Recorded: 16 May 2004
So I’ve been involved in the genome project really from the beginning and what developed is a series of collaborations between different groups. I think what’s interesting is the reason why these collaborations happen. And the reason that the international groups came together is that they had to. In order to do the work, they needed to use the money and the facilities that were spread across multiple countries and that really essentially forced them to get together and work together.
The main involvement that I had with those collaborations was reading the chromosomes to introduce sequencing effort. Because of, the historic interest of various groups, there were four different groups involved; two from the U.S., my group or the Sanger Institute and a group in Japan. What we had to try and do was to make sure that we didn’t conflict with each other. We didn’t sequence the same pieces of the chromosome and we communicated with each other so we knew what we were doing.
So if you can imagine having to talk to Oklahoma and Tokyo at the same time in different time zones and really people going to bed when the others are getting up, it makes it very difficult.
The thing that really helped us was the development of the Internet and email because we were able then to interact with each other so I could communicate with the Japanese group or the Japanese side during the day, in the early morning in Britain. And then I can communicate with the American groups in the afternoon in Britain. So I could act as sort of an intermediary between them.

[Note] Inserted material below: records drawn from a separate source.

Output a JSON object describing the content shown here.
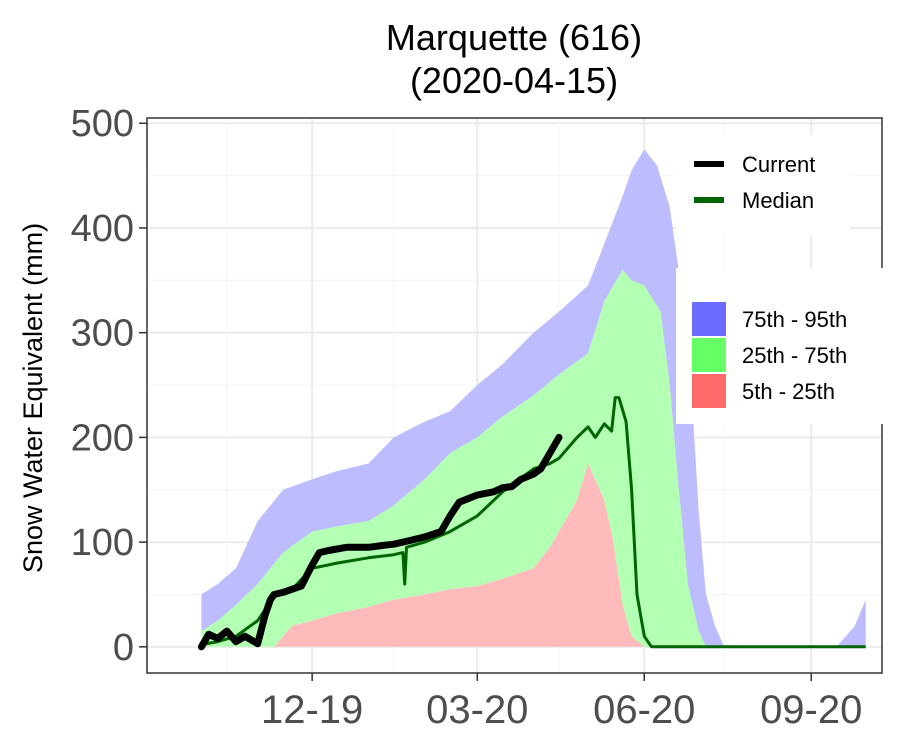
{
  "chart_data": {
    "type": "area",
    "title_line1": "Marquette (616)",
    "title_line2": "(2020-04-15)",
    "ylabel": "Snow Water Equivalent (mm)",
    "xlabel": "",
    "ylim": [
      -25,
      505
    ],
    "xlim": [
      "2019-09-01",
      "2020-10-10"
    ],
    "y_ticks": [
      0,
      100,
      200,
      300,
      400,
      500
    ],
    "y_tick_labels": [
      "0",
      "100",
      "200",
      "300",
      "400",
      "500"
    ],
    "x_ticks": [
      "2019-12-01",
      "2020-03-01",
      "2020-06-01",
      "2020-09-01"
    ],
    "x_tick_labels": [
      "12-19",
      "03-20",
      "06-20",
      "09-20"
    ],
    "grid": true,
    "legend_lines": [
      {
        "name": "Current",
        "color": "#000000"
      },
      {
        "name": "Median",
        "color": "#006400"
      }
    ],
    "legend_bands": [
      {
        "name": "75th - 95th",
        "color": "#6b6bff"
      },
      {
        "name": "25th - 75th",
        "color": "#66ff66"
      },
      {
        "name": "5th - 25th",
        "color": "#ff6b6b"
      }
    ],
    "band_fill": {
      "p75_95": "#bcbcff",
      "p25_75": "#b3ffb3",
      "p05_25": "#ffbbbb"
    },
    "series": [
      {
        "name": "95th",
        "x": [
          "2019-10-01",
          "2019-10-10",
          "2019-10-20",
          "2019-11-01",
          "2019-11-15",
          "2019-12-01",
          "2019-12-15",
          "2020-01-01",
          "2020-01-15",
          "2020-02-01",
          "2020-02-15",
          "2020-03-01",
          "2020-03-15",
          "2020-04-01",
          "2020-04-15",
          "2020-05-01",
          "2020-05-10",
          "2020-05-20",
          "2020-05-25",
          "2020-06-01",
          "2020-06-08",
          "2020-06-15",
          "2020-06-25",
          "2020-07-01",
          "2020-07-05",
          "2020-07-10",
          "2020-07-15",
          "2020-09-15",
          "2020-09-25",
          "2020-10-01"
        ],
        "values": [
          50,
          60,
          75,
          120,
          150,
          160,
          168,
          175,
          200,
          215,
          225,
          250,
          270,
          300,
          320,
          345,
          385,
          430,
          455,
          475,
          460,
          420,
          300,
          130,
          50,
          20,
          0,
          0,
          20,
          45
        ]
      },
      {
        "name": "75th",
        "x": [
          "2019-10-01",
          "2019-10-10",
          "2019-10-20",
          "2019-11-01",
          "2019-11-15",
          "2019-12-01",
          "2019-12-15",
          "2020-01-01",
          "2020-01-15",
          "2020-02-01",
          "2020-02-15",
          "2020-03-01",
          "2020-03-15",
          "2020-04-01",
          "2020-04-15",
          "2020-05-01",
          "2020-05-10",
          "2020-05-20",
          "2020-05-25",
          "2020-06-01",
          "2020-06-10",
          "2020-06-15",
          "2020-06-20",
          "2020-06-25",
          "2020-07-01",
          "2020-07-05"
        ],
        "values": [
          15,
          25,
          40,
          60,
          90,
          110,
          115,
          120,
          135,
          160,
          185,
          200,
          220,
          240,
          260,
          280,
          330,
          360,
          350,
          345,
          320,
          250,
          150,
          60,
          15,
          0
        ]
      },
      {
        "name": "25th",
        "x": [
          "2019-10-01",
          "2019-11-01",
          "2019-11-10",
          "2019-11-20",
          "2019-12-01",
          "2019-12-15",
          "2020-01-01",
          "2020-01-15",
          "2020-02-01",
          "2020-02-15",
          "2020-03-01",
          "2020-03-15",
          "2020-04-01",
          "2020-04-10",
          "2020-04-15",
          "2020-04-25",
          "2020-05-01",
          "2020-05-10",
          "2020-05-15",
          "2020-05-20",
          "2020-05-25",
          "2020-06-01"
        ],
        "values": [
          0,
          0,
          0,
          20,
          25,
          32,
          38,
          45,
          50,
          55,
          58,
          65,
          75,
          95,
          110,
          140,
          175,
          140,
          100,
          40,
          10,
          0
        ]
      },
      {
        "name": "5th",
        "x": [
          "2019-10-01",
          "2020-10-01"
        ],
        "values": [
          0,
          0
        ]
      },
      {
        "name": "Median",
        "x": [
          "2019-10-01",
          "2019-10-10",
          "2019-10-20",
          "2019-11-01",
          "2019-11-10",
          "2019-11-20",
          "2019-12-01",
          "2019-12-15",
          "2020-01-01",
          "2020-01-15",
          "2020-01-20",
          "2020-01-21",
          "2020-01-22",
          "2020-02-01",
          "2020-02-15",
          "2020-03-01",
          "2020-03-15",
          "2020-04-01",
          "2020-04-10",
          "2020-04-15",
          "2020-04-25",
          "2020-05-01",
          "2020-05-05",
          "2020-05-10",
          "2020-05-14",
          "2020-05-16",
          "2020-05-18",
          "2020-05-22",
          "2020-05-25",
          "2020-05-28",
          "2020-06-01",
          "2020-06-05",
          "2020-10-01"
        ],
        "values": [
          2,
          5,
          10,
          25,
          48,
          55,
          75,
          80,
          85,
          88,
          90,
          60,
          95,
          100,
          110,
          125,
          148,
          170,
          175,
          180,
          200,
          210,
          200,
          213,
          206,
          238,
          238,
          215,
          150,
          50,
          10,
          0,
          0
        ]
      },
      {
        "name": "Current",
        "x": [
          "2019-10-01",
          "2019-10-05",
          "2019-10-10",
          "2019-10-15",
          "2019-10-20",
          "2019-10-25",
          "2019-11-01",
          "2019-11-05",
          "2019-11-08",
          "2019-11-10",
          "2019-11-15",
          "2019-11-20",
          "2019-11-25",
          "2019-12-01",
          "2019-12-05",
          "2019-12-10",
          "2019-12-20",
          "2020-01-01",
          "2020-01-10",
          "2020-01-15",
          "2020-01-20",
          "2020-01-25",
          "2020-02-01",
          "2020-02-10",
          "2020-02-15",
          "2020-02-20",
          "2020-03-01",
          "2020-03-10",
          "2020-03-15",
          "2020-03-20",
          "2020-03-25",
          "2020-04-01",
          "2020-04-05",
          "2020-04-10",
          "2020-04-15"
        ],
        "values": [
          0,
          12,
          8,
          15,
          5,
          10,
          3,
          30,
          45,
          50,
          52,
          55,
          58,
          78,
          90,
          92,
          95,
          95,
          97,
          98,
          100,
          102,
          105,
          110,
          125,
          138,
          145,
          148,
          152,
          153,
          160,
          165,
          170,
          185,
          200
        ]
      }
    ]
  }
}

There are always problems about working in collaborations like that. The problems are usually problems of trying to keep everybody’s interests satisfied so everybody wants to achieve and meet their own scientific goals. The skill in dealing with those collaborations is to make sure you can both satisfy those [personal goals] and satisfy the goal of the collaboration, the consortium, to get to the end product, which in our case was the chromosome 22 sequence. That requires compromises to be made between the different groups and that is quite an interesting aspect of working in the international collaboration like that.
Working at the Sanger Centre, Dunham heads the team, which sequenced human chromosome 22. He is interested in uses of human chromosome 22 as a model system for genomic analysis. Chromosome 22 represents about 1% of the whole genome but is a relatively gene rich chromosome. As such it is a tractable model system for a number of genome-wide studies.
Dunham’s initial work was in comprising physical maps in yeast artificial chromosomes (YACs) to produce an extensive YAC map, which served as the backbone for future production of the DNA sequence.
From 1996-1999 he focused on bringing the sequencing of human chromosome 22 to completion. This was achieved with the publication of the completed sequence and its analysis (Dunham et al. 1999). At the same time the group was responsible for establishing a benchmark level of gene annotation on the sequence. Currently chromosome 22 represents the best-annotated region of the human genome, and provides an excellent model system to develop functional genomic approaches. He was the leader of the consortium of four sequencing groups and numerous collaborators.
His team’s future research interests build on the knowledge of human chromosome 22 as a defined subset of the human genome to develop approaches to studying gene expression and networks at the mRNA and protein level. These include microarray expression analysis, cloning of tagged genes and expression of their proteins, development of phage antibody resources, and study of protein intracellular localization.
Dunham was formerly a Research Fellow and a Postdoctoral Research Fellow at Guys Campus in London.
The BBC interviewed Dunham:
Computer modeling suggests there may be as many as 1,000 genes on chromosome 22, but even this is but a small fraction of the estimated 60,000 to 100,000 genes in our cells.
Human disorders "One down, the others to go," said Ian Dunham, a biochemist at the Sanger Centre in Cambridge, UK, and lead author on the scientific paper in the journal Nature that announces the genetics landmark. "It's a great relief to have it finished."
Mutations to genes along chromosome 22 contribute to heart defects, immune system disorders, cancers, and mental retardation. A gene linked to schizophrenia is also thought to reside somewhere on chromosome 22.